In Python, you can compare nested models with compare_f_test:

# full three-way interaction
big = smf.ols("mpg ~ disp * hp * domestic", data=autompg).fit()

# all two-way interactions, no three-way
two_way = smf.ols(
    "mpg ~ disp * hp + disp * domestic + hp * domestic",
    data=autompg
).fit()

# additive model (no interactions)
additive = smf.ols("mpg ~ disp + hp + domestic", data=autompg).fit()

# (1) do we need the three-way interaction?
print(big.compare_f_test(two_way))   # (F, p-value, df_diff)

# (2) do we need any interactions at all?
print(two_way.compare_f_test(additive))

Typical workflow:

Start with a rich, but sensible model (respecting hierarchy).
Compare against a simpler nested model with an F-test.
If the p-value is large, prefer the simpler model (fewer parameters, easier to interpret).
Stop when further simplification clearly harms fit or removes important structure.

You can also inspect:

residual standard error / RMSE,
\(R^2\) and adjusted \(R^2\),
domain knowledge (does the simpler model still make scientific sense?).

11.6 How this connects to PyStatsV1

In PyStatsV1, these ideas show up repeatedly:

Dummy variables are how we bring categorical information (treatment vs control, male vs female, exposed vs not exposed) into linear models.
Interactions are how we let effects vary across groups, or across levels of another variable.
Factor / categorical coding is how we bridge from the R ecosystem (where factors are everywhere) to Python’s pandas + statsmodels world.

When you read or write PyStatsV1 code for regression chapters, watch for:

columns that are 0/1 (hand-made dummies),
formulas that contain C(variable) (automatic categorical coding),
* and : in model formulas (interactions).

These tools are the building blocks for:

logistic regression with categorical predictors,
ANOVA-style comparisons between treatments,
models with policy indicators and time trends,
and many of the case studies we’ll add on top of this mini-textbook.

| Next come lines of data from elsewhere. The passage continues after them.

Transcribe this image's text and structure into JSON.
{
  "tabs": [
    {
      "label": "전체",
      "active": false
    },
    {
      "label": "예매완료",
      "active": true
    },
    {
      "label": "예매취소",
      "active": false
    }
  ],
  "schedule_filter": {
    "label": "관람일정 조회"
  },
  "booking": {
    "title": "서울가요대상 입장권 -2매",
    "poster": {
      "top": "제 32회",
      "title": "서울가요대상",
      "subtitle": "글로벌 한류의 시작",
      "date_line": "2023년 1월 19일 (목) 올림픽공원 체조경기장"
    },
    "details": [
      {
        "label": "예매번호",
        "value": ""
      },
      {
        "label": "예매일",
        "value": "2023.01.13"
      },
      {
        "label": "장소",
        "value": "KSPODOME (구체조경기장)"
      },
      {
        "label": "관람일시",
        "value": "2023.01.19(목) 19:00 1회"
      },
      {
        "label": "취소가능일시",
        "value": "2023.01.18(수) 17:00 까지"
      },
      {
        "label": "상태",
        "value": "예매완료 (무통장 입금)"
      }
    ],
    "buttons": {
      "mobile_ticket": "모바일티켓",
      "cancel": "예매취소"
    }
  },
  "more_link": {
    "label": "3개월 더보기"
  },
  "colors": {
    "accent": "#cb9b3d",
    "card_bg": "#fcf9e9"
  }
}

11.7 What you should take away

By the end of this chapter (R + Python versions), you should be able to:

Construct dummy variables and interpret their coefficients as differences between groups.
Distinguish between:
- additive models (parallel lines, shared slopes) and
- interaction models (group-specific slopes and intercepts).
Use Python’s formula interface to:
- include categorical predictors via C(...),
- add interactions with * and :,
- and change the reference level when needed.
Read regression output and translate coefficients back to:
- intercepts and slopes for specific groups, and
- differences between those groups.
Recognize that different parameterizations (different dummy codings) can represent the same model, even though the coefficient labels differ.
Use nested model F-tests (or compare_f_test in statsmodels) to decide whether higher-order interactions are worth keeping.

In later PyStatsV1 chapters, these ideas will underpin:

regression models with categorical predictors and interactions,
comparisons of several models on the same data,
and case studies where interpretation of group differences really matters.